Having nearly reached the 20-hour mark in my Pokemon: Soul Silver progress, my trainer finds himself in Goldenrod City. My quest to become a master Pokemon trainer or whatever has come screeching to a halt as I find myself in the city’s Game Center and have been playing Voltorb Flip for the last two days.
From what I understand, the original Pokemon Silver game, and I think the Japanese release of Soul Silver, both featured slot machines for your trainer to earn coins and cash them in for prizes. Some of the prizes include actual Pokemon. In Europe and North America, Soul Silver has a replacement for the slot machines in the form of Voltorb Flip. Voltorb Flip is Nintendo’s take on Minesweeper, that sea mine icon thing in your Windows Start menu that’s been packaged with every copy of Microsoft’s baby since 1990.
Voltorb Flip is a card game consisting of a 5 x 5 grid with cards numbered 1, 2, and 3. The goal is to clear the grid of all the 2 and 3 cards. When you flip a card to a particular number initially, you earn that number of coins to start. Flip a 3, earn 3 coins. Flip 1, 1 coin, etc. The next card you flip will be a coin multiplier provided it’s a number. So if your first card flipped earned you one coin, and you flipped a 3, you now have 3 coins. If you flipped a 2, and flipped another 2, you now earn 4 coins. The catch is not to flip a Voltorb card, because doing so will end your game and not only do you leave without any coins, but in cases where you’ve reached a higher level you may be bumped down a level.

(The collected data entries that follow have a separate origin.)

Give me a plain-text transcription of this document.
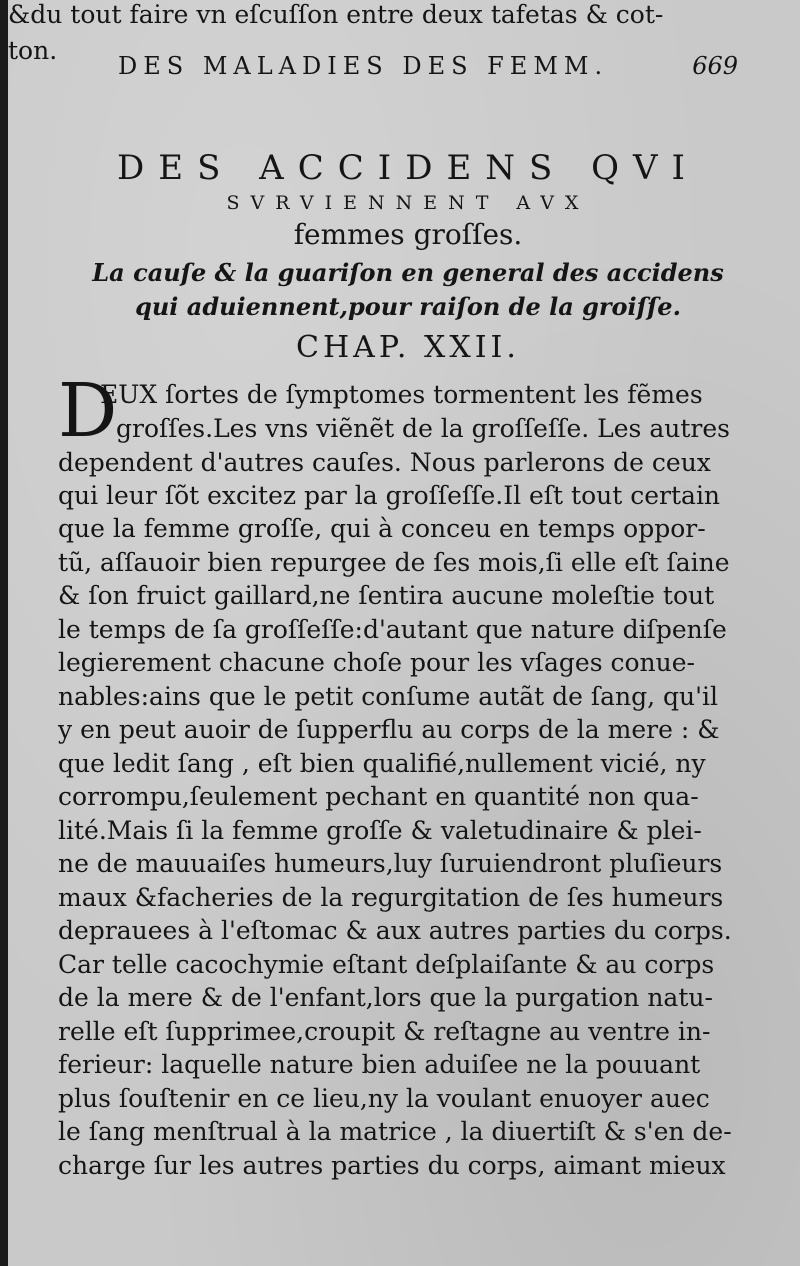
DES MALADIES DES FEMM.	669
&du tout faire vn eſcuſſon entre deux tafetas & cot-
ton.
DES ACCIDENS QVI
SVRVIENNENT AVX
femmes groſſes.
La cauſe & la guariſon en general des accidens
qui aduiennent,pour raiſon de la groiſſe.
CHAP. XXII.
D
EUX ſortes de ſymptomes tormentent les fẽmes
groſſes.Les vns viẽnẽt de la groſſeſſe. Les autres
dependent d'autres cauſes. Nous parlerons de ceux
qui leur ſõt excitez par la groſſeſſe.Il eſt tout certain
que la femme groſſe, qui à conceu en temps oppor-
tũ, aſſauoir bien repurgee de ſes mois,ſi elle eſt ſaine
& ſon fruict gaillard,ne ſentira aucune moleſtie tout
le temps de ſa groſſeſſe:d'autant que nature diſpenſe
legierement chacune choſe pour les vſages conue-
nables:ains que le petit conſume autãt de ſang, qu'il
y en peut auoir de ſupperflu au corps de la mere : &
que ledit ſang , eſt bien qualifié,nullement vicié, ny
corrompu,ſeulement pechant en quantité non qua-
lité.Mais ſi la femme groſſe & valetudinaire & plei-
ne de mauuaiſes humeurs,luy ſuruiendront pluſieurs
maux &facheries de la regurgitation de ſes humeurs
deprauees à l'eſtomac & aux autres parties du corps.
Car telle cacochymie eſtant deſplaiſante & au corps
de la mere & de l'enfant,lors que la purgation natu-
relle eſt ſupprimee,croupit & reſtagne au ventre in-
ferieur: laquelle nature bien aduiſee ne la pouuant
plus ſouſtenir en ce lieu,ny la voulant enuoyer auec
le ſang menſtrual à la matrice , la diuertiſt & s'en de-
charge ſur les autres parties du corps, aimant mieux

The highest level I’ve reached was 4, and I guess because I failed my way upwards, when I flipped the Voltorb card I went all the way back down to level one. Sometimes I’ve gone from level three to two, etc.
There’s no actual gamble to be found here. You speak to the manager of the Game Center and he hands you a Coin Case. The only thing this game costs is patience. You can only win more coins, not lose, so any challenge is instantly eliminated and the game becomes nothing short of tedium. Despite the lack of any penalty, I strangely enjoy Voltorb Flip. The one thing I learned is that if you were way into Sudoku in 2005, you can kind of apply those logic and elimination skills to Voltorb Flip. The game gives you hints as to what the number of cards in a row and column total to, as well as how many Voltorb cards are in that row or column. After a while, it just becomes serious guesswork and chance. I’m looking to buy a Dratini from these suckers.